WPL Call Number: Y Johnson
Lots of kids have imaginary friends, but it's pretty unusual to have an *invisible* friend! But that's what Hank Wolowitz gets when Inkling, an invisible, rare, and extremely cute (or so it claims) animal called a bandapat arrives at his family's ice cream parlor in New York City. Can Inkling help Hank survive fourth grade, especially the bully who keeps stealing his lunch? Can Hank keep Inkling supplied with his favorite food (squash) on zero allowance? Learn the answers in this funny novel for readers in about 3rd grade and up.
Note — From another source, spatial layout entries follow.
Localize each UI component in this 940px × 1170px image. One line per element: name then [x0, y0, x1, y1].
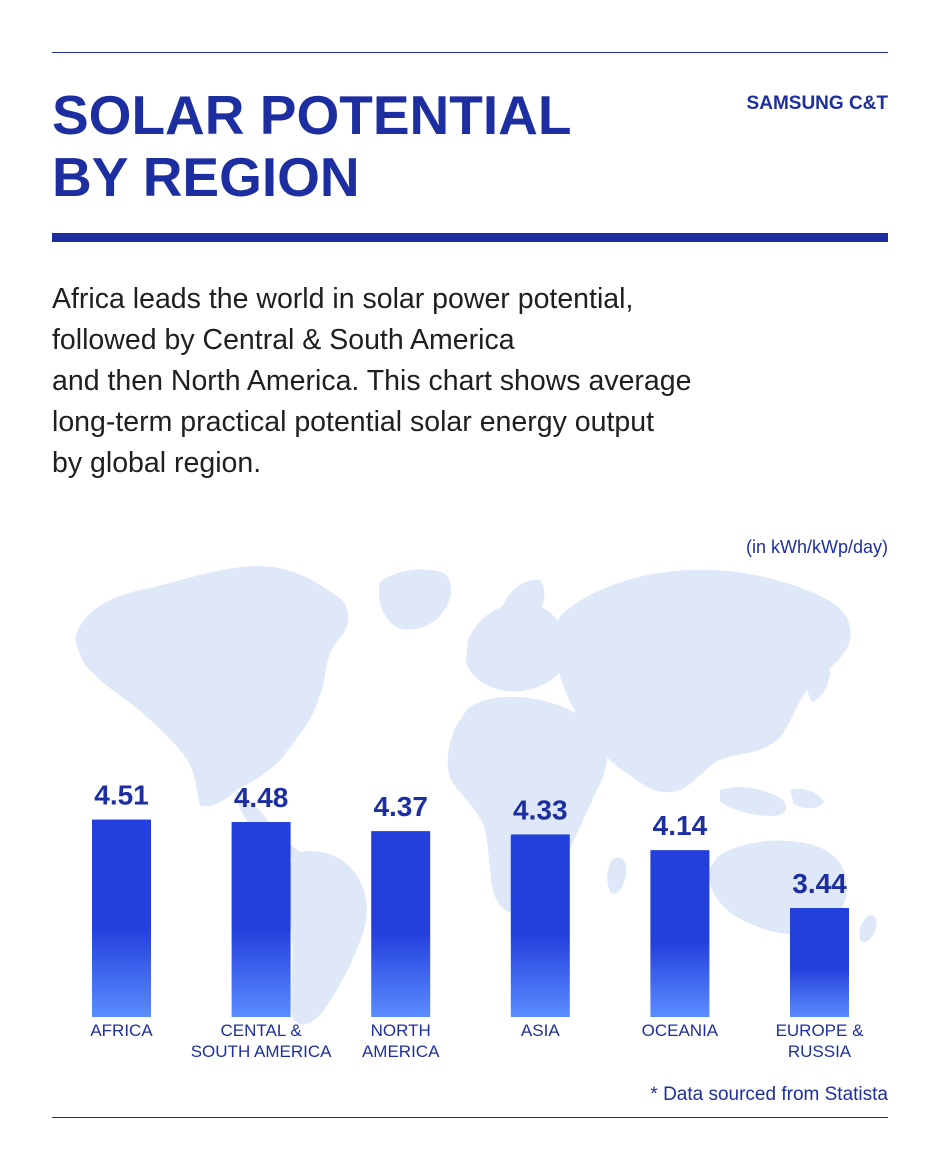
title-underline [52, 233, 888, 242]
description-line: by global region. [52, 447, 262, 479]
description-line: followed by Central & South America [52, 324, 515, 356]
bar-value-label: 4.33 [513, 794, 568, 825]
description: Africa leads the world in solar power po… [52, 279, 872, 484]
brand-logo-text: SAMSUNG C&T [746, 93, 888, 114]
category-label-line: ASIA [521, 1021, 560, 1040]
category-label: NORTH AMERICA [362, 1021, 440, 1061]
bar [92, 819, 151, 1017]
bar [790, 908, 849, 1017]
category-label: EUROPE & RUSSIA [776, 1021, 865, 1061]
bar [650, 850, 710, 1017]
description-line: Africa leads the world in solar power po… [52, 283, 634, 315]
category-label-line: OCEANIA [642, 1021, 719, 1040]
category-label-line: AMERICA [362, 1042, 440, 1061]
bar-value-label: 3.44 [792, 868, 847, 899]
bar-value-label: 4.48 [234, 782, 289, 813]
category-label-line: CENTAL & [220, 1021, 302, 1040]
bar-value-label: 4.37 [373, 791, 428, 822]
title-line-2: BY REGION [52, 146, 360, 208]
bar [510, 834, 570, 1017]
top-divider [52, 52, 888, 53]
category-label: ASIA [521, 1021, 560, 1040]
description-line: long-term practical potential solar ener… [52, 406, 654, 438]
unit-label: (in kWh/kWp/day) [745, 537, 888, 557]
category-label-line: RUSSIA [788, 1042, 852, 1061]
bar [371, 831, 431, 1017]
world-map-background [75, 565, 877, 1025]
category-label-line: EUROPE & [776, 1021, 865, 1040]
bar-value-label: 4.51 [94, 780, 149, 811]
category-label-line: SOUTH AMERICA [191, 1042, 332, 1061]
bar [231, 822, 291, 1017]
category-label: CENTAL & SOUTH AMERICA [191, 1021, 332, 1061]
category-label: OCEANIA [642, 1021, 719, 1040]
data-source-footnote: * Data sourced from Statista [650, 1084, 888, 1105]
title-line-1: SOLAR POTENTIAL [52, 84, 572, 146]
bar-value-label: 4.14 [653, 810, 708, 841]
category-label: AFRICA [90, 1021, 153, 1040]
page-title: SOLAR POTENTIAL BY REGION [52, 84, 672, 208]
category-label-line: AFRICA [90, 1021, 153, 1040]
bottom-divider [52, 1117, 888, 1118]
category-label-line: NORTH [371, 1021, 431, 1040]
description-line: and then North America. This chart shows… [52, 365, 692, 397]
WPL Call Number: J Jenkins
Marty McGuire is not a princess type of girl; she is a frog-catching type of girl. So when Mrs. Aloi casts Marty as the princess in a class production of "The Frog Prince," Marty is not pleased. Still, James, the acting teacher, begins to convince Marty that there's more to playing a princess than wearing a dress and tiara. And when an accident befalls the stuffed frog prop – well, let’s just say that Marty is more than ready to improvise! This funny, illustrated chapter book is a good bet for readers in second or third grade.